Aaah yes, that fabulous piece of advice telling you to stick with what you know so as to maintain authenticity in your writing. I think it’s pretty good advice. After all, you can’t really write about something in a believable fashion unless you know something about it, right?
It’s a great piece of advice, but it is often taken so literally that people stiffle themselves to the point that they can no longer write.
Do you really think I’ve been in an abusive relationship? That I’ve been trapped in naked in a play cage with no quick way out? That I’ve enjoyed threesomes or sensual phone sex with my girlfriend (as a dude)? Do you really think Ileandra is a vampire? That she drinks blood to survive? Or do you believe that she dressed as a clown, walked into a church and opened fire during a funeral?
These are all things we’ve written about and while some of they may be true (you decide which things) some of them aren’t. But I hope you have no real way of telling because there is authenticity in the writing.
Despite never having done many of those things we inject authenticity through writing what we know.
Let me explain.
I’m currently waiting for responses to ‘Slippers & Chains‘. There has been a little news in that regard but nothing I can share yet. But it’s left me gnashing my teeth and checking my email every couple of hours (yes, I realise that’s a goal I’m failing miserably).
Those feelings leading me to do those things are irritation, frustration and impatience. I know them pretty well.
…How do you think Karen felt trapped in that play cage knowing that Dan’s parents were on the way? I’ll bet she felt all those things and, because I know what they feel like, I can inject those mental and physical feelings into my writing.
Never mind that I’ve never been beaten by a partner, I know what it feels like to be scared, so I can use that feeling to make you believe that I have. Or that the character I’m writing about is (or was) in real peril.
I’m sure Ileandra has never needed to drink blood to survive but she sure as hell understands longing and lust.
“Yeah, fine,” I hear you say, “but what about things that you can’t experience, like the weather in ancient times, or space travel.?
Fine, I say. Maybe we can’t experience those things ourselves, but there are plenty of other people who have. WE can talk to them. We can use their experiences to enrich our writing. People blog about all the time. There are entire magazines devoted to it. So why can’t I pick and choose the bits I need from those to do what I need?
More specific to current works, if I need to know more about a particular BDSM aspect there are lots of people in my life for me to ask. There is no shortage of people willing to share knowledge and experiences. And, if they want paying at all, some of them want no more than a cup of coffee while they chat to you.

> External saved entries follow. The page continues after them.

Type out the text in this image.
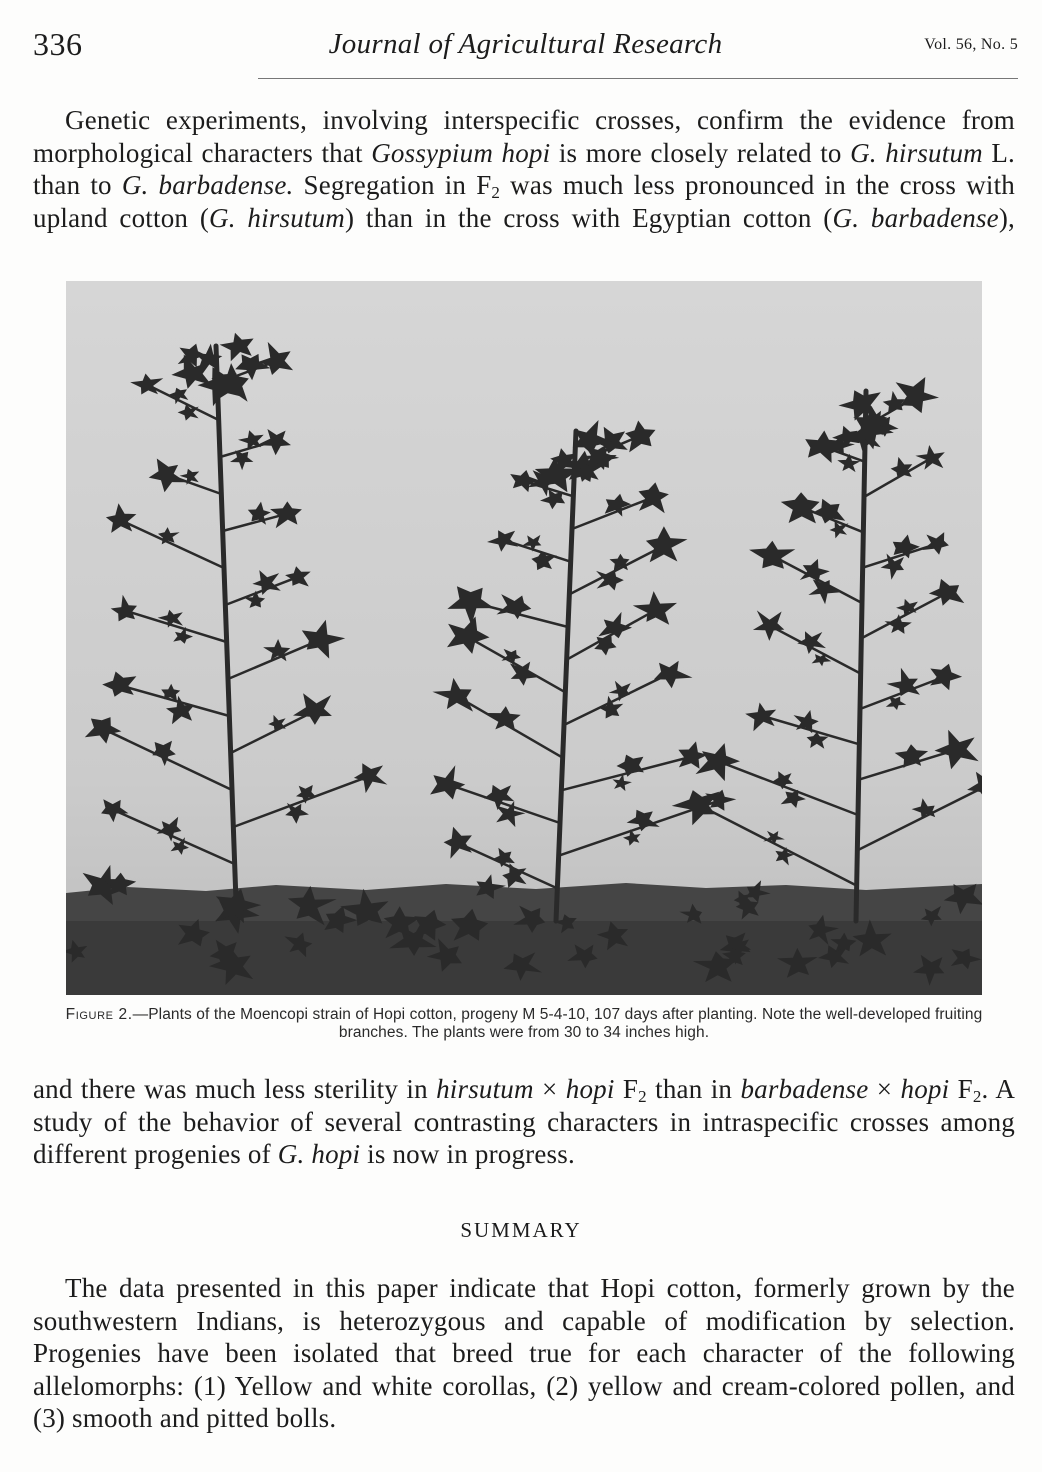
336	Journal of Agricultural Research	Vol. 56, No. 5

Genetic experiments, involving interspecific crosses, confirm the evidence from morphological characters that Gossypium hopi is more closely related to G. hirsutum L. than to G. barbadense. Segregation in $F_2$ was much less pronounced in the cross with upland cotton (G. hirsutum) than in the cross with Egyptian cotton (G. barbadense),

Figure 2.—Plants of the Moencopi strain of Hopi cotton, progeny M 5-4-10, 107 days after planting. Note the well-developed fruiting branches. The plants were from 30 to 34 inches high.

and there was much less sterility in hirsutum × hopi $F_2$ than in barbadense × hopi $F_2$. A study of the behavior of several contrasting characters in intraspecific crosses among different progenies of G. hopi is now in progress.

SUMMARY

The data presented in this paper indicate that Hopi cotton, formerly grown by the southwestern Indians, is heterozygous and capable of modification by selection. Progenies have been isolated that breed true for each character of the following allelomorphs: (1) Yellow and white corollas, (2) yellow and cream-colored pollen, and (3) smooth and pitted bolls.
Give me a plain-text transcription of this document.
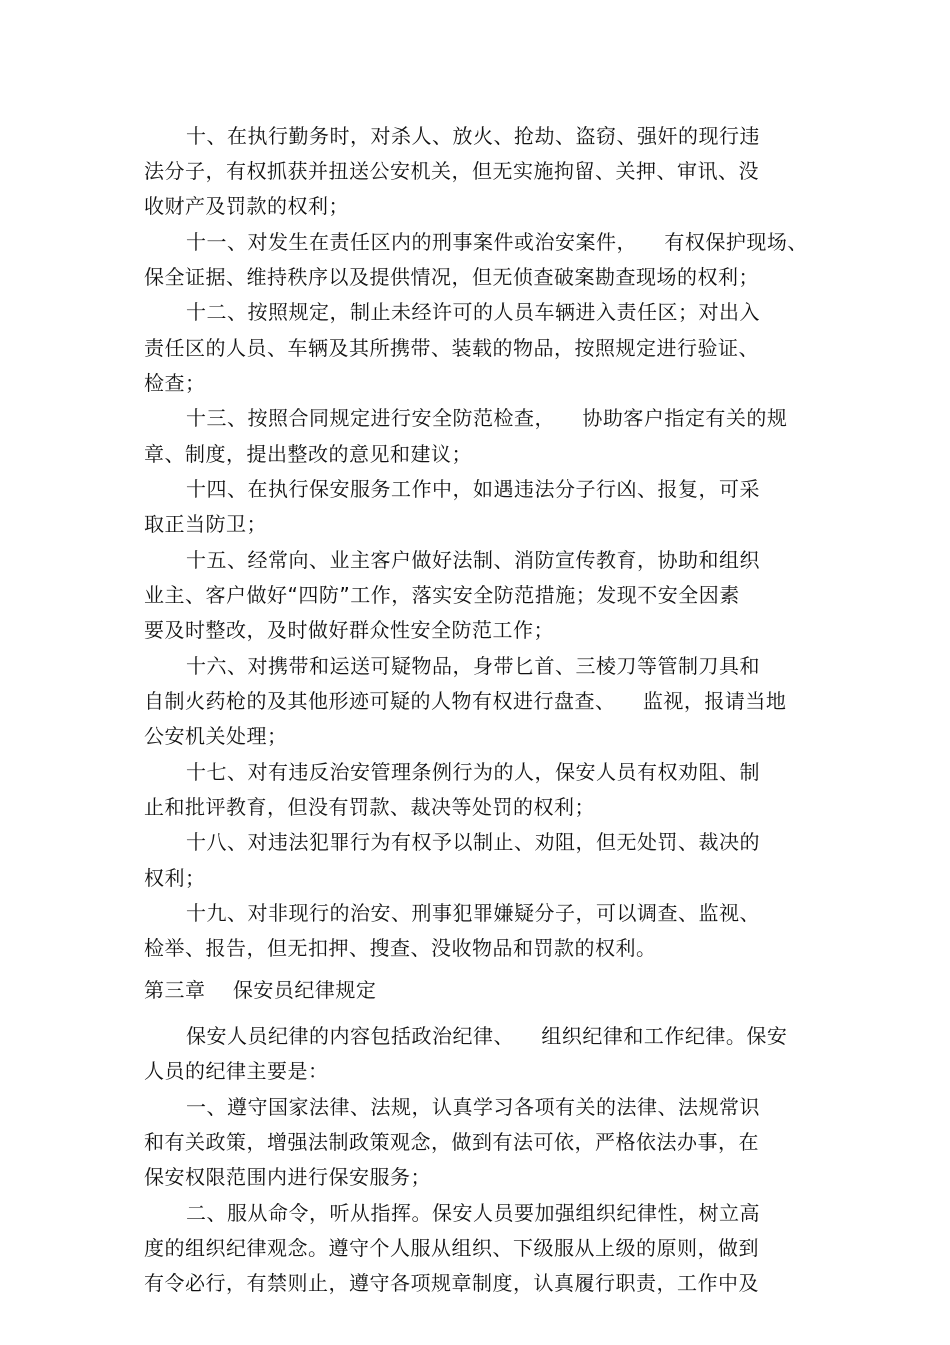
十、在执行勤务时，对杀人、放火、抢劫、盗窃、强奸的现行违
法分子，有权抓获并扭送公安机关，但无实施拘留、关押、审讯、没
收财产及罚款的权利；
十一、对发生在责任区内的刑事案件或治安案件，    有权保护现场、
保全证据、维持秩序以及提供情况，但无侦查破案勘查现场的权利；
十二、按照规定，制止未经许可的人员车辆进入责任区；对出入
责任区的人员、车辆及其所携带、装载的物品，按照规定进行验证、
检查；
十三、按照合同规定进行安全防范检查，    协助客户指定有关的规
章、制度，提出整改的意见和建议；
十四、在执行保安服务工作中，如遇违法分子行凶、报复，可采
取正当防卫；
十五、经常向、业主客户做好法制、消防宣传教育，协助和组织
业主、客户做好“四防”工作，落实安全防范措施；发现不安全因素
要及时整改，及时做好群众性安全防范工作；
十六、对携带和运送可疑物品，身带匕首、三棱刀等管制刀具和
自制火药枪的及其他形迹可疑的人物有权进行盘查、    监视，报请当地
公安机关处理；
十七、对有违反治安管理条例行为的人，保安人员有权劝阻、制
止和批评教育，但没有罚款、裁决等处罚的权利；
十八、对违法犯罪行为有权予以制止、劝阻，但无处罚、裁决的
权利；
十九、对非现行的治安、刑事犯罪嫌疑分子，可以调查、监视、
检举、报告，但无扣押、搜查、没收物品和罚款的权利。
第三章    保安员纪律规定
保安人员纪律的内容包括政治纪律、    组织纪律和工作纪律。保安
人员的纪律主要是：
一、遵守国家法律、法规，认真学习各项有关的法律、法规常识
和有关政策，增强法制政策观念，做到有法可依，严格依法办事，在
保安权限范围内进行保安服务；
二、服从命令，听从指挥。保安人员要加强组织纪律性，树立高
度的组织纪律观念。遵守个人服从组织、下级服从上级的原则，做到
有令必行，有禁则止，遵守各项规章制度，认真履行职责，工作中及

“Yeah, I’ll give you that, but what about the things you can’t get? Like weather patterns in ancient times, or languages from old civilisations?”
As writers, we’re tasked to report truth, yes, but we’re also tasked to entertain. We have to leave something for our imagination to work on otherwise really, what are we good for? And where’s the fun? For anything that you can’t draw on real experience, the power of the mind is a wonderful thing. And, believe it or not, it uses your experiences to help you anyway.
Ileandra’s working on another Egyptian sequence right now. Beyond Googling and Wiki and travel blogs, she’s never been anywhere near the country. But she’s been to a beach before, meaning she knows what sand feels like. A geology degree curtsey of Da Shared Brain tells her what limestone looks and feels like. What fish tastes like. What dirty air smells like. What cinnamon, cumin and saffron smell and taste like.
Do you see where I’m going with this?
Yes. Write what you know, but occasionally step back to realise that you know a hell of a lot more than you think you do.